The center, he said, found taking up his research daunting without Weinrich — whose departure also came at a time when the center's grant funding had started to dry up.
"All of a sudden there's a vacuum you have to fill," Aliberte said, and until the surge in support, that vacuum was daunting.
Filling it will still take time.
Merchant said the center is focusing on the keeping the exhibit hall open and naturalists on the whale watches. He said they've hired back two staff members as well. Once those programs stabilize, he said, the center will look for a chief scientist to take over Weinrich's role. The center's interim director, Dale Brown, left when the center closed.
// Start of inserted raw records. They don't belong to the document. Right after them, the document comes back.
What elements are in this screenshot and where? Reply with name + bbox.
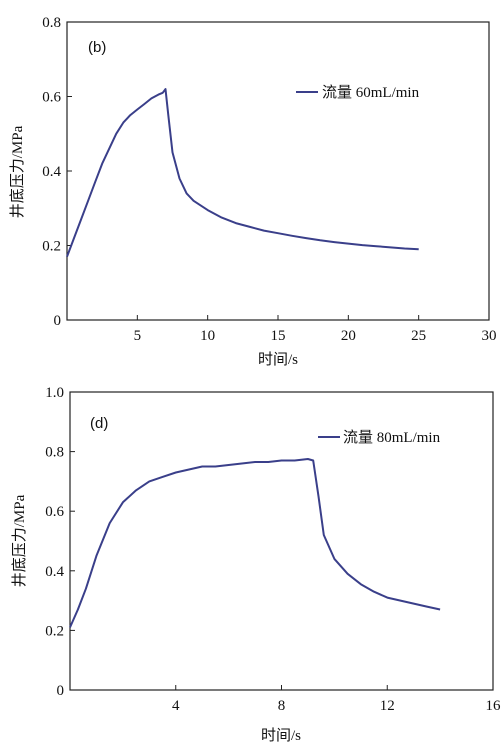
y-tick-label-d: 0.6 — [45, 504, 64, 520]
x-tick-label-b: 30 — [482, 328, 497, 344]
y-tick-label-d: 0.4 — [45, 564, 64, 580]
panel-label-d: (d) — [90, 415, 108, 432]
x-tick-label-b: 15 — [271, 328, 286, 344]
x-tick-label-d: 12 — [380, 698, 395, 714]
plot-frame-b — [66, 21, 490, 321]
legend-label-b: 流量 60mL/min — [322, 84, 420, 101]
x-tick-label-b: 10 — [200, 328, 215, 344]
x-tick-label-b: 5 — [134, 328, 142, 344]
y-tick-label-d: 0.2 — [45, 623, 64, 639]
panel-label-b: (b) — [88, 39, 106, 56]
y-tick-label-b: 0.8 — [42, 15, 61, 31]
y-tick-label-b: 0 — [54, 313, 62, 329]
y-tick-label-d: 1.0 — [45, 385, 64, 401]
x-tick-label-d: 8 — [278, 698, 286, 714]
y-ticks-b: 0 0.2 0.4 0.6 0.8 — [42, 15, 72, 329]
x-ticks-b: 5 10 15 20 25 30 — [134, 315, 497, 344]
y-tick-label-d: 0 — [57, 683, 65, 699]
x-axis-label-d: 时间/s — [261, 727, 301, 744]
y-axis-label-d: 井底压力/MPa — [11, 494, 28, 587]
y-tick-label-b: 0.2 — [42, 239, 61, 255]
y-tick-label-b: 0.6 — [42, 90, 61, 106]
x-tick-label-d: 16 — [486, 698, 502, 714]
x-ticks-d: 4 8 12 16 — [172, 685, 501, 714]
chart-panel-d: 00.20.40.60.81.0 4 8 12 16 (d) 流量 80mL/min … — [11, 385, 501, 744]
series-line-flow-60 — [66, 88, 419, 258]
x-tick-label-d: 4 — [172, 698, 180, 714]
y-ticks-d: 0 0.2 0.4 0.6 0.8 1.0 — [45, 385, 75, 699]
y-axis-label-b: 井底压力/MPa — [9, 125, 26, 218]
x-tick-label-b: 25 — [411, 328, 426, 344]
x-tick-label-b: 20 — [341, 328, 356, 344]
legend-label-d: 流量 80mL/min — [343, 429, 441, 446]
series-line-flow-80 — [69, 458, 441, 628]
y-tick-label-b: 0.4 — [42, 164, 61, 180]
y-tick-label-d: 0.8 — [45, 445, 64, 461]
chart-panel-b: 0 0.2 0.4 0.6 0.8 5 10 15 20 25 30 (b) 流量 60mL/mi… — [9, 15, 497, 368]
x-axis-label-b: 时间/s — [258, 351, 298, 368]
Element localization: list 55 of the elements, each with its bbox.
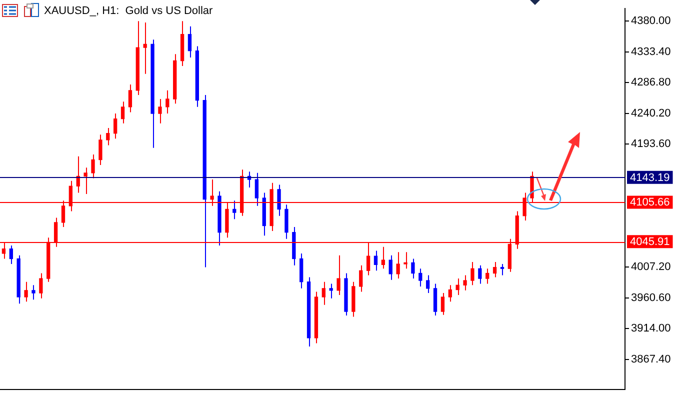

The center's funding picture hasn't changed for the new board either.
"Who knows what the Whale Center will be like in a year?" said Laurie Howes. "We do want to continue scientific research, but we want to expand our education program and reach out into the local community."
Howes is the center's program coordinator, and maintains the 30-year database of photographs and behavioral data the Whale Center has compiled on humpback whales. While the facility is continuing that research, she said, it's had to strip down in other places; it's no longer capable of responding to marine strandings, for example, and leaves that to the New England Aquarium in Boston.
Howes said that, despite the fluctuating schedule, the center is open usually in the afternoons and occasionally on mornings Monday through Friday.
Cunningham, who captains one of the Capt. Bill's Whale Watch boats, says he's glad the center's back.
"It's great for us, we've worked with the center for over 30 years," Cunningham said, "and we hope to continue for many years to come."